I want to publish journalism–op-eds and academic subjects tailored for a general audience, and I do that every month in a column called “Pedagogy Stew” in the Voice of the River Valley.

I want to write and publish creative nonfiction, and I’ve done that this year. Front Range Review published a piece called “Chat Road,” not available online, sorry. I also have some pieces that will appear on Wisconsin Life sometime this winter.

I want to write and publish fiction–still waiting to hear from several places I’ve submitted fiction to this fall. But as I like to tell myself right when I’ve sent something off, “I’m currently un-rejected from a number of good publications.”

And I want to write plays that get produced. That one is taking me years and years to get to, but I keep at it, and two nice things have happened so far this year–one 10-minute play got a reading at the annual meeting of the Friends of the Spring Green Community Library. Three students and an awesome community theater actor read that.
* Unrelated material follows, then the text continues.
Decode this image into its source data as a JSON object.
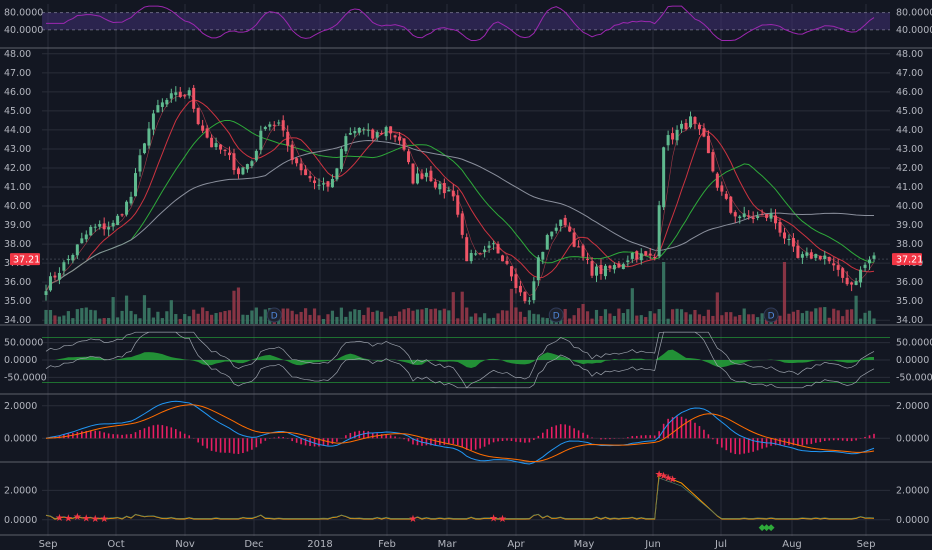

Coming up this weekend is something even more fun. I was excited to be asked to write a piece this summer that could be used by Spring Green’s River Valley Players and Taliesin School of Architecture students.  The idea of the evening is a collaboration between the two groups, and the theme of the pieces that will be performed is “perspective.”

My play is a short one-act, five scenes–the same thing from multiple perspectives. It’s called “490 Freaking Times.” (Bonus points if you get the allusion right away.)

The play is set at a wonderful local bar called The Shed--the background is a picture of the Shed.

The play is set at a wonderful local bar called The Shed–the background is a picture of the Shed.

Here’s a funny story. Terry Kerr is directing the play and working with everyone to stage stories from the Taliesin students. Her original idea for the play was to do something like a book called Elements of a Scene, in which the same thing happens multiple times from multiple perspectives. The title got twisted in communication somehow to where I thought I was being asked to adapt Strunk and White’s Elements of Style for the stage. And I still said yes!

It’s true. I am often up for anything. (Another marker for ADHD?)

So if you’re local, and available, please come on out! Friday 9/18 at the Gard in Spring Green, Saturday 9/19 at Hillside Theater at Taliesin. 7:30 both nights, tickets available at the door, goodwill offering.